I was burning a few calories on the elliptical machine today when a CNN feature threw me for a loop. The anchor and his two guests were carrying on about how Obama was wrong in his State of the Union address when he called for a "fair shot" at success for all Americans.
The first problem was that the gentlemen were all on the same, pro-capitalist side of the issue. So much for balanced reporting. But beyond that, the argument was based on the mistaken idea that fairness is equivalent to economic equality. This is such a mush-brained idea that I as surprised grown-ups were actually having it. Put it in terms of Monopoly, and even a 5-year-old can understand what these analysts could not: fairness means playing by the rules and making sure the Banker doesn't slip wads of cash to his friends. It doesn't mean that everyone should win the game!
The guests then went on to discuss average income over the last 2000 years. The chart at the right is similar to theirs, which extended back to the year 1. There was not much change in the curve: between 1AD and 1500AD, GDP was stuck around $500.
The CNN guests then went on to extol the benefits of industrialization and capitalism.
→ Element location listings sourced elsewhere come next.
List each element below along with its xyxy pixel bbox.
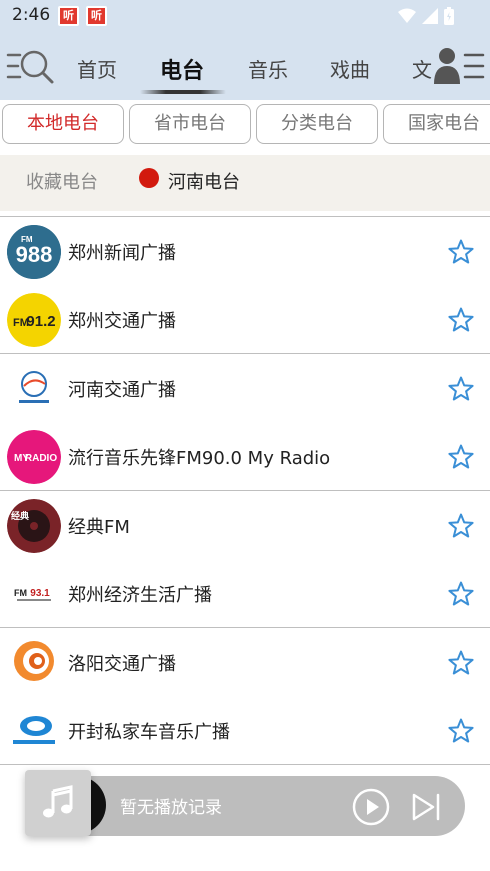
- signal-icon: [422, 8, 438, 24]
- station-name: 流行音乐先锋FM90.0 My Radio: [68, 447, 331, 469]
- station-logo: MY RADIO: [7, 429, 61, 484]
- favorite-star-icon[interactable]: [448, 513, 474, 539]
- tab-music[interactable]: 音乐: [248, 54, 288, 83]
- station-row[interactable]: 经典 经典FM: [0, 490, 490, 559]
- station-row[interactable]: MY RADIO 流行音乐先锋FM90.0 My Radio: [0, 422, 490, 491]
- subtab-province-city[interactable]: 省市电台: [129, 104, 251, 144]
- top-navigation: 首页 电台 音乐 戏曲 文: [0, 32, 490, 100]
- favorite-star-icon[interactable]: [448, 307, 474, 333]
- logo-text: FM: [14, 588, 27, 598]
- station-logo: FM 91.2: [7, 292, 61, 347]
- station-row[interactable]: 洛阳交通广播: [0, 627, 490, 696]
- status-time: 2:46: [12, 5, 51, 25]
- logo-text: 经典: [11, 510, 29, 522]
- station-row[interactable]: FM 988 郑州新闻广播: [0, 216, 490, 285]
- music-note-icon: [43, 785, 73, 818]
- station-name: 河南交通广播: [68, 380, 176, 401]
- station-name: 郑州经济生活广播: [68, 584, 212, 606]
- filter-bar: 收藏电台 河南电台: [0, 155, 490, 211]
- tab-culture[interactable]: 文: [412, 54, 432, 83]
- station-logo: FM 93.1: [7, 566, 61, 621]
- player-album-art[interactable]: [25, 770, 91, 836]
- next-track-icon[interactable]: [411, 792, 441, 822]
- station-name: 洛阳交通广播: [68, 654, 176, 675]
- station-logo: [7, 636, 61, 690]
- battery-icon: [444, 7, 454, 25]
- favorite-star-icon[interactable]: [448, 239, 474, 265]
- station-logo: [7, 703, 61, 758]
- logo-text: RADIO: [25, 453, 57, 464]
- station-logo: [7, 362, 61, 416]
- favorite-star-icon[interactable]: [448, 581, 474, 607]
- station-name: 郑州交通广播: [68, 310, 176, 332]
- wifi-icon: [398, 8, 416, 23]
- station-list: FM 988 郑州新闻广播 FM 91.2 郑州交通广播 河南交通广播 MY R…: [0, 216, 490, 774]
- status-bar: 2:46 听 听: [0, 0, 490, 32]
- station-logo: FM 988: [7, 225, 61, 279]
- player-status-text: 暂无播放记录: [120, 798, 222, 818]
- favorite-star-icon[interactable]: [448, 444, 474, 470]
- play-icon[interactable]: [352, 788, 390, 826]
- user-menu-icon[interactable]: [434, 46, 486, 86]
- station-name: 郑州新闻广播: [68, 243, 176, 264]
- station-name: 经典FM: [68, 517, 130, 538]
- station-row[interactable]: 开封私家车音乐广播: [0, 696, 490, 765]
- logo-text: 988: [16, 242, 53, 267]
- radio-category-tabs: 本地电台 省市电台 分类电台 国家电台: [0, 100, 490, 150]
- logo-text: 93.1: [30, 588, 50, 599]
- logo-text: 91.2: [26, 313, 55, 330]
- station-row[interactable]: 河南交通广播: [0, 353, 490, 422]
- subtab-local[interactable]: 本地电台: [2, 104, 124, 144]
- tab-opera[interactable]: 戏曲: [330, 54, 370, 83]
- menu-search-icon[interactable]: [6, 47, 56, 87]
- station-row[interactable]: FM 93.1 郑州经济生活广播: [0, 559, 490, 628]
- subtab-category[interactable]: 分类电台: [256, 104, 378, 144]
- region-selected-dot: [139, 168, 159, 188]
- app-notification-icon: 听: [86, 6, 107, 26]
- status-indicators: [398, 7, 454, 25]
- tab-home[interactable]: 首页: [77, 54, 117, 83]
- app-notification-icon: 听: [58, 6, 79, 26]
- station-name: 开封私家车音乐广播: [68, 721, 230, 743]
- favorite-stations-link[interactable]: 收藏电台: [26, 168, 98, 194]
- favorite-star-icon[interactable]: [448, 718, 474, 744]
- region-filter-henan[interactable]: 河南电台: [168, 168, 240, 194]
- favorite-star-icon[interactable]: [448, 650, 474, 676]
- tab-radio[interactable]: 电台: [160, 53, 204, 85]
- active-tab-indicator: [140, 90, 226, 94]
- subtab-national[interactable]: 国家电台: [383, 104, 490, 144]
- favorite-star-icon[interactable]: [448, 376, 474, 402]
- station-row[interactable]: FM 91.2 郑州交通广播: [0, 285, 490, 354]
- station-logo: 经典: [7, 499, 61, 553]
Without doubt, it's pretty clear that somewhere around 1800, income started to increase, and since 1950 or so, it has increased exponentially. Makes sense, since James Watt perfected his steam engine -- which tremendously boosted productivity -- around 1776.
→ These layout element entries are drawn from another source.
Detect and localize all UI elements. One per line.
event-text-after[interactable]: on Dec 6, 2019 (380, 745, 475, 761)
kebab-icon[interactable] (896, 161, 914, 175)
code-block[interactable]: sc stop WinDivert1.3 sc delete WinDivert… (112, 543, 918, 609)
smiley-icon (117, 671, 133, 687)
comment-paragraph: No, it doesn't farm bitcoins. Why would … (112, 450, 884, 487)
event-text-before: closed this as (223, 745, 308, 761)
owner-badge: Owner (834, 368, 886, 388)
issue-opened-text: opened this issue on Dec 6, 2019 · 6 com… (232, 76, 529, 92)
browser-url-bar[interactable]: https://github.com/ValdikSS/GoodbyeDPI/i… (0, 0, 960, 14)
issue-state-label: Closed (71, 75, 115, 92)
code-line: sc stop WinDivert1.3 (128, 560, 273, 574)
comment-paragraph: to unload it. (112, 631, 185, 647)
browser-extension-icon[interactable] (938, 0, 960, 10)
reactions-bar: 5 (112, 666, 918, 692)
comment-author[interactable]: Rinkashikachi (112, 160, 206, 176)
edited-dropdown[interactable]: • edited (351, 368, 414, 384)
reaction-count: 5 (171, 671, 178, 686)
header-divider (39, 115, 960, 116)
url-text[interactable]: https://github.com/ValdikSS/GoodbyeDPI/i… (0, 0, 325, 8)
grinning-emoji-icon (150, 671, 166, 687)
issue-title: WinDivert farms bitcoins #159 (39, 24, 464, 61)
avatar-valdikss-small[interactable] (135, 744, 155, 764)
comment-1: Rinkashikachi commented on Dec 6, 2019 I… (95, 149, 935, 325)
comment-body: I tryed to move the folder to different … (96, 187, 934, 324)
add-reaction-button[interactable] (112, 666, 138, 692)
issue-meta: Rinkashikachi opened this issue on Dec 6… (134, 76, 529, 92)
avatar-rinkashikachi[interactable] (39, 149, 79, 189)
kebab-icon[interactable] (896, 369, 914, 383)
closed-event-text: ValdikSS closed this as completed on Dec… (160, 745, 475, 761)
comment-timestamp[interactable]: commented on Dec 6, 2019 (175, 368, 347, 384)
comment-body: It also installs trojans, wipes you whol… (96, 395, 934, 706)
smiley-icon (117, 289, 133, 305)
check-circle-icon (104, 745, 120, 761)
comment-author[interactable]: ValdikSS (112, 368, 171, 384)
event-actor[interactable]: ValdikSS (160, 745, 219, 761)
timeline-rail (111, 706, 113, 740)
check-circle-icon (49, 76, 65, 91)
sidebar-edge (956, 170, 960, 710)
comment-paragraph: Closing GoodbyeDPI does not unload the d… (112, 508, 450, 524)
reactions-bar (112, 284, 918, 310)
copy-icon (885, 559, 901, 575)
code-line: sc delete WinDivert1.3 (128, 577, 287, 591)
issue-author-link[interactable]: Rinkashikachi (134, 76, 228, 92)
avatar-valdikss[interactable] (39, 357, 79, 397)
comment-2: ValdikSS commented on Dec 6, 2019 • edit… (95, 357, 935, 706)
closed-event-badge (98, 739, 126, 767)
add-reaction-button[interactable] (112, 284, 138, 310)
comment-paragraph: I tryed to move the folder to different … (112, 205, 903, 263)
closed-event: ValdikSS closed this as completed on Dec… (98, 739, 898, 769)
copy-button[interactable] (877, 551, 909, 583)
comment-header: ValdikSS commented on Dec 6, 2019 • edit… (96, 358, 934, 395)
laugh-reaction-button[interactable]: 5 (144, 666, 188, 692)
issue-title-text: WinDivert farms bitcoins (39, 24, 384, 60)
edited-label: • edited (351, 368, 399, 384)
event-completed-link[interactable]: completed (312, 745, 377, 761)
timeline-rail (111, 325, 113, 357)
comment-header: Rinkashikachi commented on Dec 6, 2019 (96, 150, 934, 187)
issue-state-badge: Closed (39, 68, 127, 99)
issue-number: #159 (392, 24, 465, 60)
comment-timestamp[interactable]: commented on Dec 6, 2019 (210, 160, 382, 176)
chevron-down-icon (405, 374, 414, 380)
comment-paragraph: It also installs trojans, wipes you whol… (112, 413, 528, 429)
But the analysts went a step over the edge by claiming that capitalism, the engine that drove this increase in average wage, was wonderful even though it did not have the goal of being fair or equal in the way it treated workers. Take that, Comrade Obama!
Now I am not a statistician, though I understand the concepts well enough. Seems to me that telling me the average income for a period does not tell me much about the income distribution. It could be that everyone has the same income. Or that incomes are distributed in a bell curve around the average. Or (ominously!) that there are a few hyper-wealthy individuals and a ton of desperately poor ones.
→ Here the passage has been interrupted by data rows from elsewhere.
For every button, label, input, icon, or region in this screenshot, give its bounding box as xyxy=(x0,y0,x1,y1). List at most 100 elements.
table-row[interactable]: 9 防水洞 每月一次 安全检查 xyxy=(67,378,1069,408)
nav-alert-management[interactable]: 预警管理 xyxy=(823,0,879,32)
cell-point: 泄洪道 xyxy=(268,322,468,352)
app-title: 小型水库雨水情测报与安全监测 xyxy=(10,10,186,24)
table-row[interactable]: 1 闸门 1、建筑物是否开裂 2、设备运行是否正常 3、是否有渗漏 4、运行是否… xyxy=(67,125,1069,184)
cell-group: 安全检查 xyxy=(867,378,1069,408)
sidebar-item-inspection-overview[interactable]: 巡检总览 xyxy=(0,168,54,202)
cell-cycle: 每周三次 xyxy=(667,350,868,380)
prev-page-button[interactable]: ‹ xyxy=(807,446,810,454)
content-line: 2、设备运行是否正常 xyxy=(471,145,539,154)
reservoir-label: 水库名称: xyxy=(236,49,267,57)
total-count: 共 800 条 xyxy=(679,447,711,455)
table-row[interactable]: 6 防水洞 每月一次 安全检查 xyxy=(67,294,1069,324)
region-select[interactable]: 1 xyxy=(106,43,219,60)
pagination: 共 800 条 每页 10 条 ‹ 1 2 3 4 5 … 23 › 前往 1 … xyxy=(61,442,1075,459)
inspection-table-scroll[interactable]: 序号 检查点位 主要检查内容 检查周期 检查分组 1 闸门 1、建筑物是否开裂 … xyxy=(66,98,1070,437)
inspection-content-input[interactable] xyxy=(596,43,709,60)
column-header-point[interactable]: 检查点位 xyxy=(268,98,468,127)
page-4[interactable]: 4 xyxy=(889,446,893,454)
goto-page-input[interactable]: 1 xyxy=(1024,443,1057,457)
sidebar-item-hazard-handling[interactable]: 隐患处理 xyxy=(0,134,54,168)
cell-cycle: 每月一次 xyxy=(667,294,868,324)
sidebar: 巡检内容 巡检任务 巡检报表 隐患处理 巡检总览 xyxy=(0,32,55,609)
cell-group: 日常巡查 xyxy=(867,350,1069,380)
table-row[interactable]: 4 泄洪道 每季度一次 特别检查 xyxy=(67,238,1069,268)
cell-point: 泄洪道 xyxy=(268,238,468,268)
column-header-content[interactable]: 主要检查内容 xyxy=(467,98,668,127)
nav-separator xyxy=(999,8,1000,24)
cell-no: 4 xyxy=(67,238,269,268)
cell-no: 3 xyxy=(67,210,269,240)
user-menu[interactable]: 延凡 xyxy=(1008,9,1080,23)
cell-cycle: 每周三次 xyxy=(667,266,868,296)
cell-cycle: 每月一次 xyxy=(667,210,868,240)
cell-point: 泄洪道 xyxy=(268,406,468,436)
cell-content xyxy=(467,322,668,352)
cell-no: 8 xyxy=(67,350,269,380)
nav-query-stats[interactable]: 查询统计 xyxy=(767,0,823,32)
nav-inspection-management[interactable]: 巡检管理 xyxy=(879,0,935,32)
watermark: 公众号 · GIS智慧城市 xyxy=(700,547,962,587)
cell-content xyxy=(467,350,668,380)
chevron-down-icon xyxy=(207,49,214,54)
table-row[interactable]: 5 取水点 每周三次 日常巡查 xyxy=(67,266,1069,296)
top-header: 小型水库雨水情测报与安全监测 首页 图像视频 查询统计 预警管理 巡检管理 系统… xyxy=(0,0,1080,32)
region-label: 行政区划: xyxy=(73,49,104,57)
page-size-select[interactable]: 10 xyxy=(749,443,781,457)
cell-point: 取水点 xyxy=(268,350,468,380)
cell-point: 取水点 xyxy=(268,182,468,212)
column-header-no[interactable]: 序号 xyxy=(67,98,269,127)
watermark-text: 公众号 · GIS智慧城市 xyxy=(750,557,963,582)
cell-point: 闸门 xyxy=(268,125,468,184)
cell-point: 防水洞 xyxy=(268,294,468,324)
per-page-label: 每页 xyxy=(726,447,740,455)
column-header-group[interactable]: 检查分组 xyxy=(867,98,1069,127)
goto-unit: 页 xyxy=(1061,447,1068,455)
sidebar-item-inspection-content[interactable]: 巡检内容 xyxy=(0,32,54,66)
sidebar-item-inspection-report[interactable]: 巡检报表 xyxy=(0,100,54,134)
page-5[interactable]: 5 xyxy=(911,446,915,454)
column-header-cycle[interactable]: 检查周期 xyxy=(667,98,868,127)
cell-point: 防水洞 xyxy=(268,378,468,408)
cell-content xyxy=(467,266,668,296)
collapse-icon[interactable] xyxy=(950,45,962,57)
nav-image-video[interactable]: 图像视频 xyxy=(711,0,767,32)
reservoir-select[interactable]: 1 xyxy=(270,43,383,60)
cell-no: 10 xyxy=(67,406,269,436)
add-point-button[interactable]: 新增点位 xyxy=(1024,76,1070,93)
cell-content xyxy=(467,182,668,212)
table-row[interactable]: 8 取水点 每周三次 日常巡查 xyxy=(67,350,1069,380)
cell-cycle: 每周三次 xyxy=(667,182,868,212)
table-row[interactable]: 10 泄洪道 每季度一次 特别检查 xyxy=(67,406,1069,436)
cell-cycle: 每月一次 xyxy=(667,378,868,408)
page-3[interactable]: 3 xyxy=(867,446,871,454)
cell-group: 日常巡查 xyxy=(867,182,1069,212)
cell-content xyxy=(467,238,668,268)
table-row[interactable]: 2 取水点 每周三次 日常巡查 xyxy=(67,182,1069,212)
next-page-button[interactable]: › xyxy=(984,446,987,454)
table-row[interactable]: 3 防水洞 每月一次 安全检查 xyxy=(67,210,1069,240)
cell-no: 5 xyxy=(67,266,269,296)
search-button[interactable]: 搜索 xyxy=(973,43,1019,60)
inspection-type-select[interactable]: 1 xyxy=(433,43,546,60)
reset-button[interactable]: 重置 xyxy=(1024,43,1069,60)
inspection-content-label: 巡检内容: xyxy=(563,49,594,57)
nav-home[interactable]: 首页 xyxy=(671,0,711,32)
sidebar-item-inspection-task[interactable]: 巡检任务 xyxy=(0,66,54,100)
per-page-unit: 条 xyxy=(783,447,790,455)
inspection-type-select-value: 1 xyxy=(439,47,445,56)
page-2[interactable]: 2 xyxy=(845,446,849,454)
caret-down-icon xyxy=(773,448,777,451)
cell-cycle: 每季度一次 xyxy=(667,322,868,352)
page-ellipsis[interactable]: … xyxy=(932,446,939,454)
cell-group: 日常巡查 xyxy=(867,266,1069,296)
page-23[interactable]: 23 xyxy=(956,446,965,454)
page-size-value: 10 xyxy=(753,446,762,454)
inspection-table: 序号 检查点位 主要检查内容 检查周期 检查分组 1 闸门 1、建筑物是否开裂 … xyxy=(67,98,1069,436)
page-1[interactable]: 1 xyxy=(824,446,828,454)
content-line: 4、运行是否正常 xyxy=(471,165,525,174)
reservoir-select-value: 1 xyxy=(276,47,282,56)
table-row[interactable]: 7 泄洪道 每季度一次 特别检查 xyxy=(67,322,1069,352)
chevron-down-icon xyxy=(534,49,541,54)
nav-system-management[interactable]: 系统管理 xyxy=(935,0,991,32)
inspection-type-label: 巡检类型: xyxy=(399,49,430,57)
You don't have to be a historian to know that there were periods of history -- the majority of them, in fact -- when the few enjoyed a standard of living far beyond that of the rest of the population. Consider the Caesars and the rural peasant farmers; medieval kings and their impoverished serfs; 18th-century French aristocrats and breadless peasants; Southern plantation owners and their slaves. In fact, the only time periods when income distribution was more or less equal was the US and its Allies between World War II and about 1980. Since then, there has been enormous political pressure that has increased the share of the economic pie enjoyed by the wealthy, with a simultaneous pressure to remove or reduce government support for the poor.
Talk about class warfare and redistribution of wealth!
But our CNN talking heads ignored all of this. Average wealth, on the rise since 1800, is all they cared about, and 'proved' their point that inequality was a good thing. I take massive exception to this, and only point to the shocking disparities in our own country: 50 million -- every 6th person -- without health insurance; 1 out of 7, or 46 million Americans under the poverty line; 650,000 homeless Americans.
Surely, a capitalist economy that delivers stupendous wealth to the few can do so without so enormous injury to a sizable slice of its population. And surely, the smart people at CNN can do better than to diminish the impact of an economic system with proven and systemic faults.